# How to hook up SL3k4nr0-01 SD receiver



## zperkins (May 19, 2011)

Total novice here. I was given a direct tv dish (SL3k4nr0-01) and wanted to set it up on my cabin. I was going to use a SD receiver.

Do I need anything special to hook it up? or does the receiver just connect directly to the dish.

I ask because my dish at home has a power inserter. Not sure if I need one for this as well. Google/DBSTalk searches say no, but most are regarding HD receivers.

Thanks,
Zac


----------



## carl6 (Nov 16, 2005)

Doing a quick google search on the number you provided does not get results. But very close is a 3LNB SWiM LNB assembly.

Look at the LNB. If it has one coax connector on it, you will need a power inserter, and an SWIM compatible receiver (SD would be a D12). If it has 4 coax connectors, then it does not need a power inserter, and can be used with any legacy receiver.

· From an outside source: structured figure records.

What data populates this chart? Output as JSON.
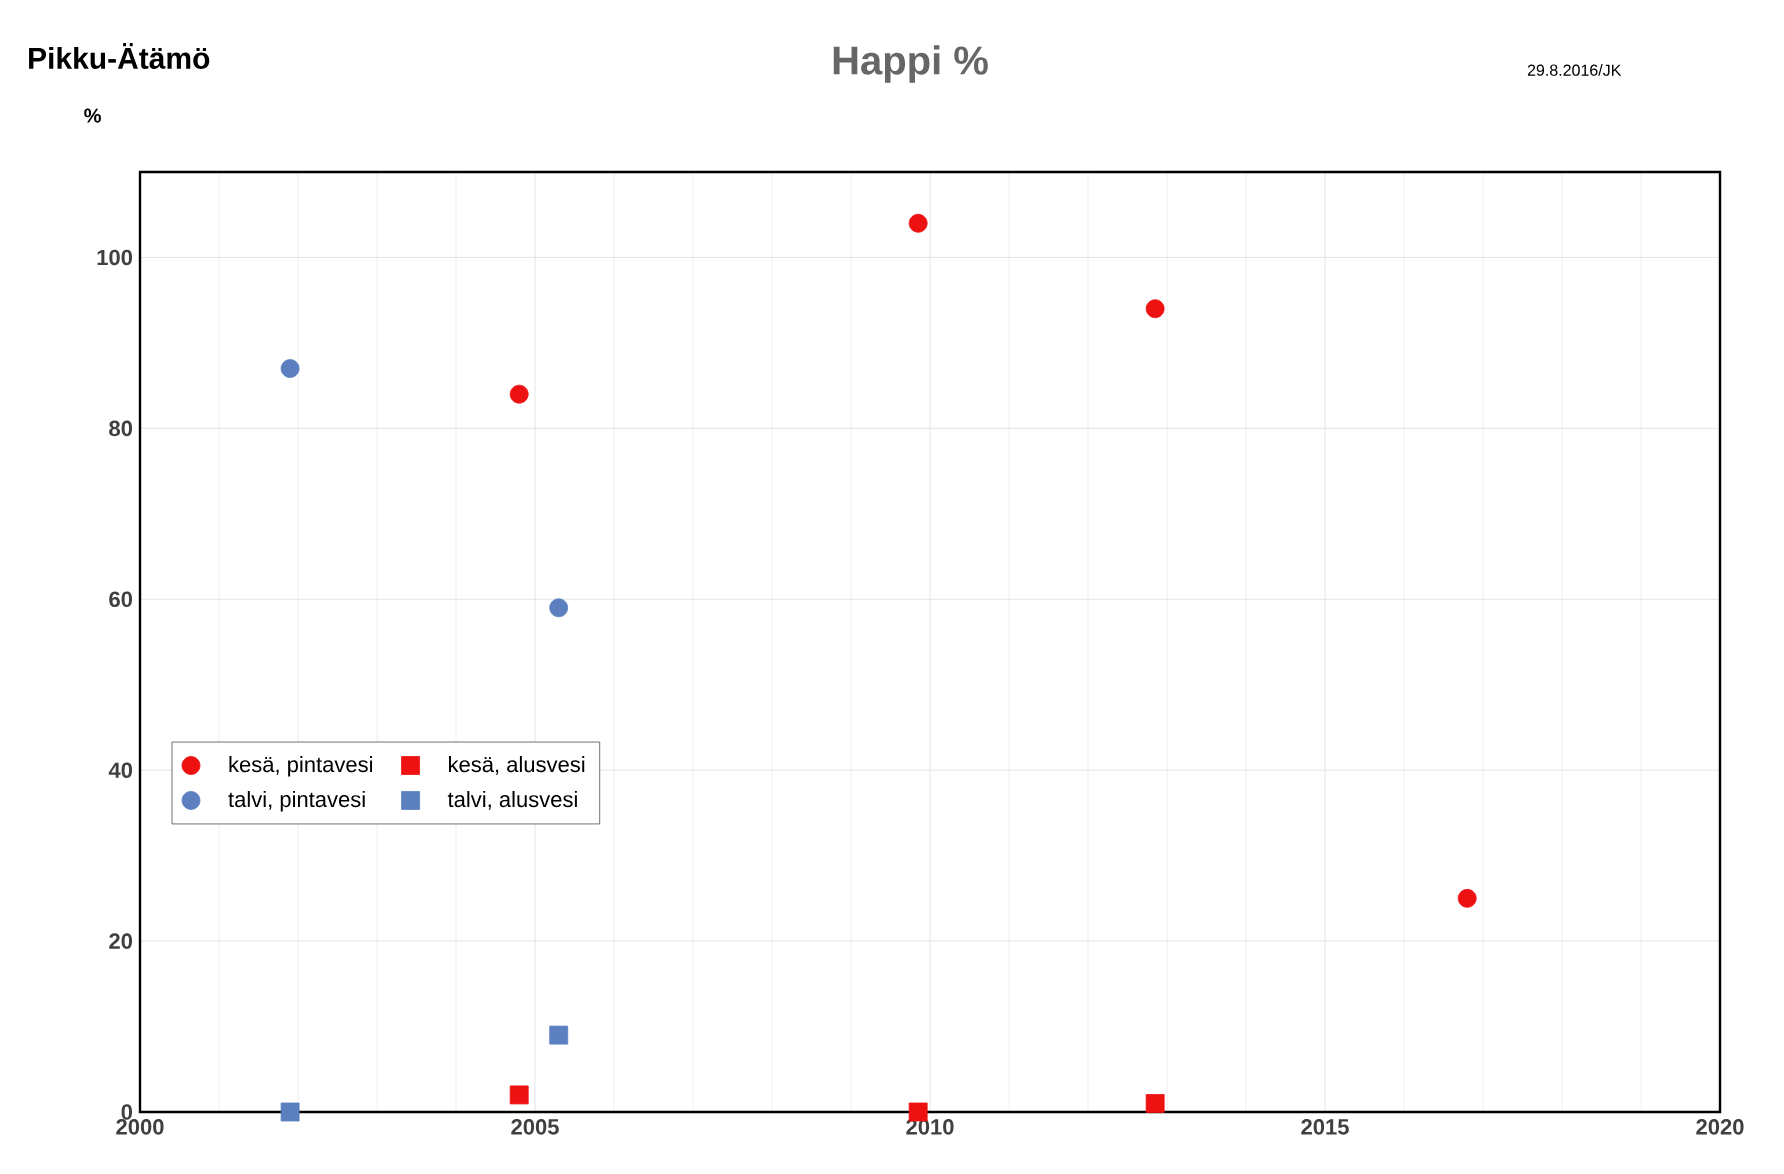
{
  "chart_data": {
    "type": "scatter",
    "title": "Happi %",
    "ylabel": "%",
    "annotations": [
      "Pikku-Ätämö",
      "29.8.2016/JK"
    ],
    "xlim": [
      2000,
      2020
    ],
    "xticks": [
      2000,
      2005,
      2010,
      2015,
      2020
    ],
    "ylim": [
      0,
      110
    ],
    "yticks": [
      0,
      20,
      40,
      60,
      80,
      100
    ],
    "grid": true,
    "legend": "left",
    "series": [
      {
        "name": "kesä, pintavesi",
        "color": "#ee1111",
        "marker": "circle",
        "x": [
          2004.8,
          2009.85,
          2012.85,
          2016.8
        ],
        "values": [
          84,
          104,
          94,
          25
        ]
      },
      {
        "name": "kesä, alusvesi",
        "color": "#ee1111",
        "marker": "square",
        "x": [
          2004.8,
          2009.85,
          2012.85
        ],
        "values": [
          2,
          0,
          1
        ]
      },
      {
        "name": "talvi, pintavesi",
        "color": "#5b7fbf",
        "marker": "circle",
        "x": [
          2001.9,
          2005.3
        ],
        "values": [
          87,
          59
        ]
      },
      {
        "name": "talvi, alusvesi",
        "color": "#5b7fbf",
        "marker": "square",
        "x": [
          2001.9,
          2005.3
        ],
        "values": [
          0,
          9
        ]
      }
    ]
  }
}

Also keep in mind, your terms of service only permit an account to have service at one physical address at any given time. You can't have a receiver running at your cabin at the same time one you have them running at your house.


----------



## zperkins (May 19, 2011)

carl6 said:


> Doing a quick google search on the number you provided does not get results. But very close is a 3LNB SWiM LNB assembly.
> 
> Look at the LNB. If it has one coax connector on it, you will need a power inserter, and an SWIM compatible receiver (SD would be a D12). If it has 4 coax connectors, then it does not need a power inserter, and can be used with any legacy receiver.
> 
> Also keep in mind, your terms of service only permit an account to have service at one physical address at any given time. You can't have a receiver running at your cabin at the same time one you have them running at your house.


Thanks for the response! You told me exactly what I wanted to hear. The SL3k4nr0-01 does have 4 coax.


----------